I am running a binomial logistic regression in R. My colleague is running the same regression in SPSS. Our DV is dichotomous and data is non-normally distributed. The IVs are a mix of categorical and continuous.
When I compare our outputs, I notice that our estimate coefficients, standard error, and p values are the same. However, I get a z value in R, where she gets a Wald value.
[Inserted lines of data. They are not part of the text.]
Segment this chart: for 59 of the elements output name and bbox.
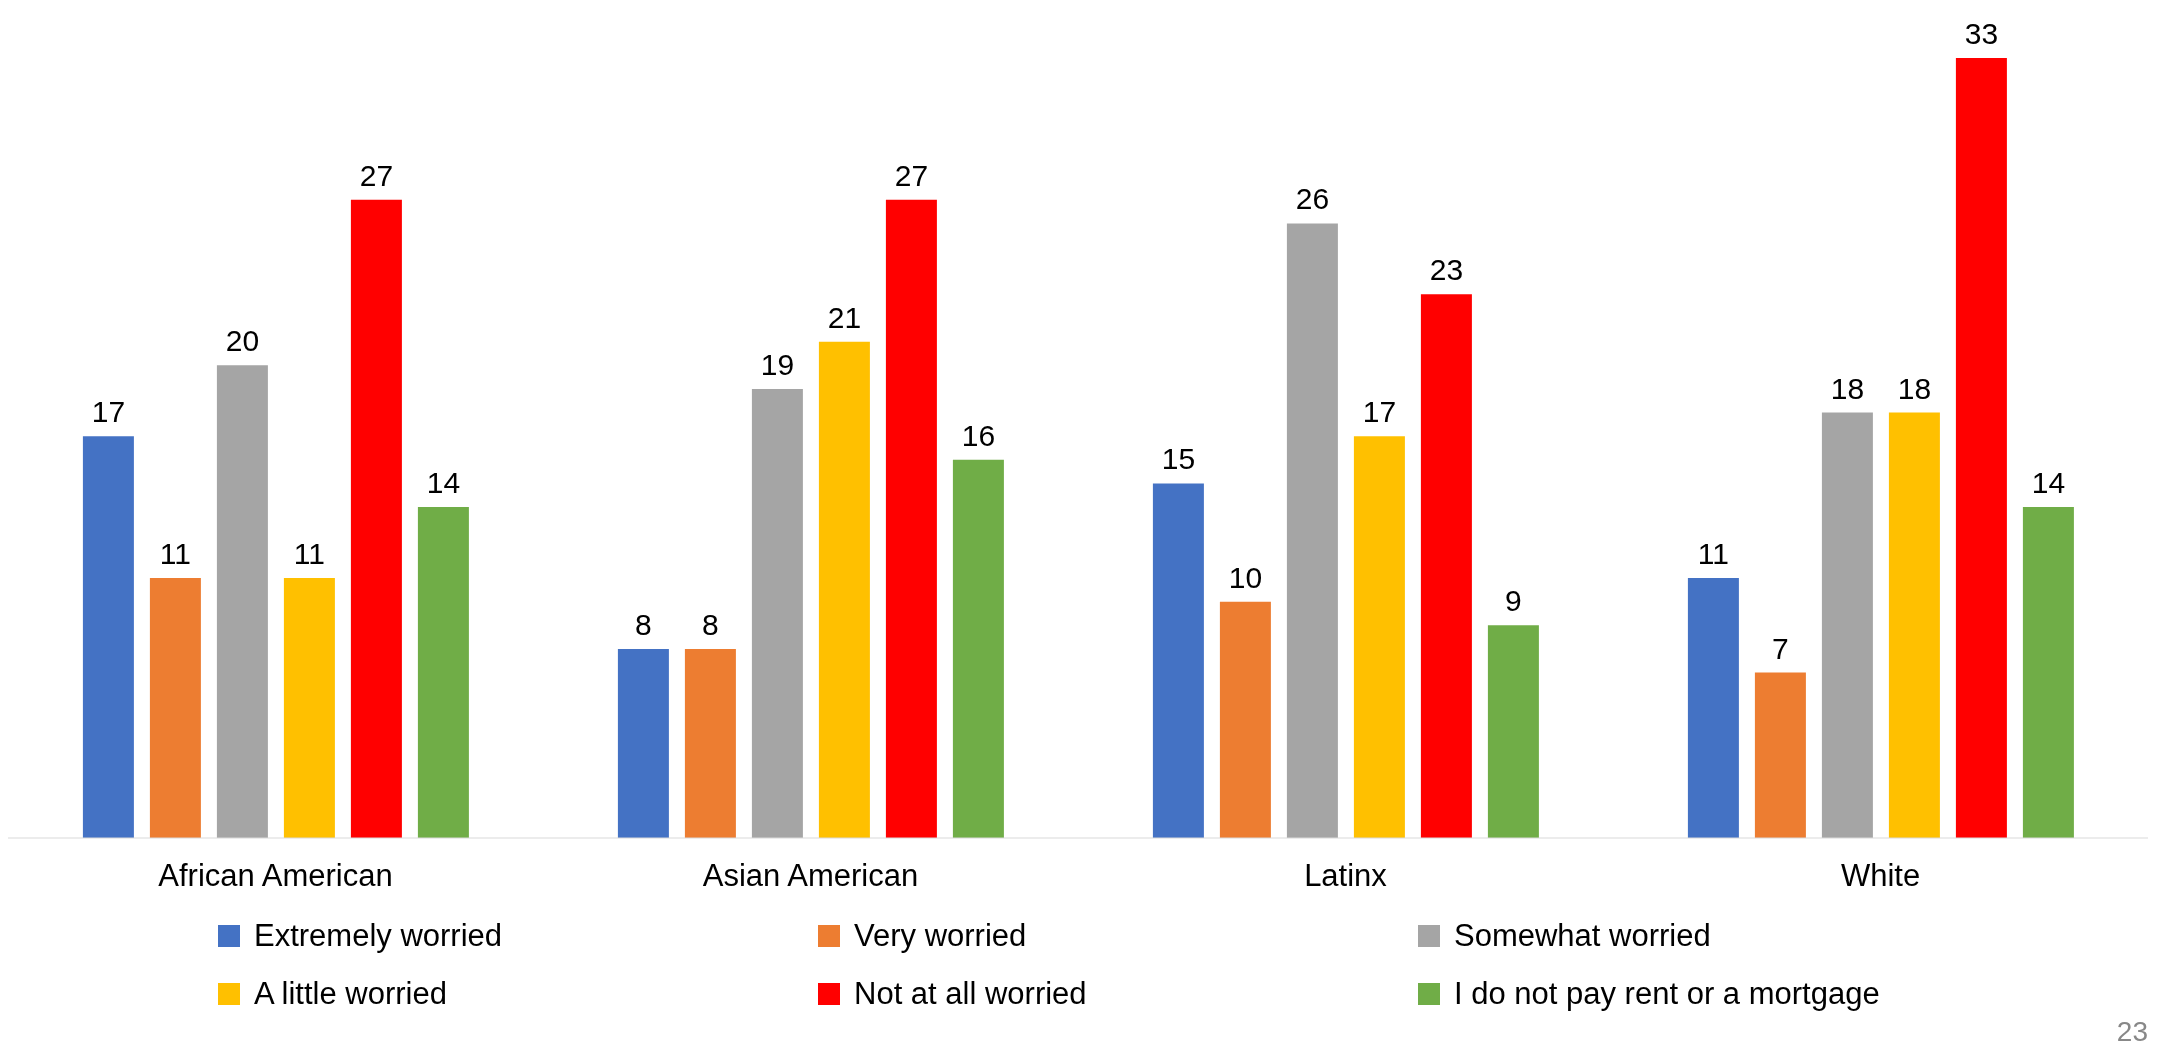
legend-label: Very worried	[854, 918, 1027, 954]
data-label: 27	[359, 158, 394, 192]
data-label: 11	[1697, 537, 1729, 570]
bar	[417, 507, 469, 838]
data-label: 11	[159, 537, 191, 570]
x-tick-label: Latinx	[1304, 858, 1388, 894]
bar	[2022, 507, 2074, 838]
data-label: 27	[894, 158, 929, 192]
bar	[82, 436, 134, 838]
data-label: 26	[1295, 182, 1330, 216]
data-label: 15	[1161, 442, 1196, 476]
bar	[617, 648, 669, 838]
data-label: 7	[1772, 631, 1789, 665]
data-label: 17	[1362, 395, 1397, 429]
bar	[1152, 483, 1204, 838]
data-label: 19	[760, 347, 795, 381]
text: 23	[2116, 1016, 2148, 1048]
legend-label: Not at all worried	[854, 976, 1087, 1012]
bar	[1754, 672, 1806, 838]
data-label: 33	[1964, 17, 1999, 50]
bar	[1420, 294, 1472, 838]
data-label: 9	[1505, 584, 1522, 618]
bar	[1487, 625, 1539, 838]
bar	[1888, 412, 1940, 838]
data-label: 23	[1429, 253, 1464, 287]
data-label: 16	[961, 418, 996, 452]
data-label: 20	[225, 324, 260, 358]
bar	[1286, 223, 1338, 838]
bar	[1821, 412, 1873, 838]
bar	[684, 648, 736, 838]
data-label: 14	[426, 466, 461, 500]
bar	[1353, 436, 1405, 838]
bar	[216, 365, 268, 838]
legend-label: Extremely worried	[254, 918, 503, 954]
x-tick-label: Asian American	[702, 858, 919, 894]
legend-label: I do not pay rent or a mortgage	[1454, 976, 1880, 1012]
bar	[751, 388, 803, 838]
data-label: 17	[91, 395, 126, 429]
bar	[283, 578, 335, 838]
bar	[885, 199, 937, 838]
bar	[818, 341, 870, 838]
data-label: 14	[2031, 466, 2066, 500]
bar	[1955, 58, 2007, 838]
bar	[1687, 578, 1739, 838]
data-label: 10	[1228, 560, 1263, 594]
x-tick-label: African American	[158, 858, 393, 894]
data-label: 18	[1897, 371, 1932, 405]
bar	[149, 578, 201, 838]
data-label: 8	[635, 607, 652, 641]
bar	[350, 199, 402, 838]
x-tick-label: White	[1840, 858, 1921, 894]
data-label: 18	[1830, 371, 1865, 405]
data-label: 11	[293, 537, 325, 570]
bar	[1219, 601, 1271, 838]
data-label: 21	[827, 300, 862, 334]
legend-label: A little worried	[254, 976, 447, 1012]
legend-label: Somewhat worried	[1454, 918, 1711, 954]
data-label: 8	[702, 607, 719, 641]
bar	[952, 459, 1004, 838]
I have been reading and think that these are similar/the same with the exception that the Wald does not assume normality where the z does.
First question: Do I understand this relationship correctly?
Second question depending on answer to first question: If so, is there a way to compute the Wald statistic in R to assume non-normality when running the model?
If not, why would our outputs differ in this manner?
Example of what differs in our outputs:
Coefficients: Estimate Std. Error z value Pr(>|z|) (Intercept) 2.48462 1.17860 2.108 0.0350 * age -0.02332 0.01087 -2.145 0.0319 * edu1 0.76923 1.16412 0.661 0.5087 edu2 0.60235 1.12535 0.535 0.5925 edu3 1.23647 1.13438 1.090 0.2757
B S.E. Wald df Sig. Exp(B) age -.022 .011 4.270 1 .039 .978 edu .296 .201 2.173 1 .140 1.344 Constant2.661 .513 26.905 1 .000 14.314
Note: I understand the "scripting" nature of this question (R vs SPSS). However, I feel that the question more concerns the analytic output and the Wald/z statistic rather than the specifics of the programs.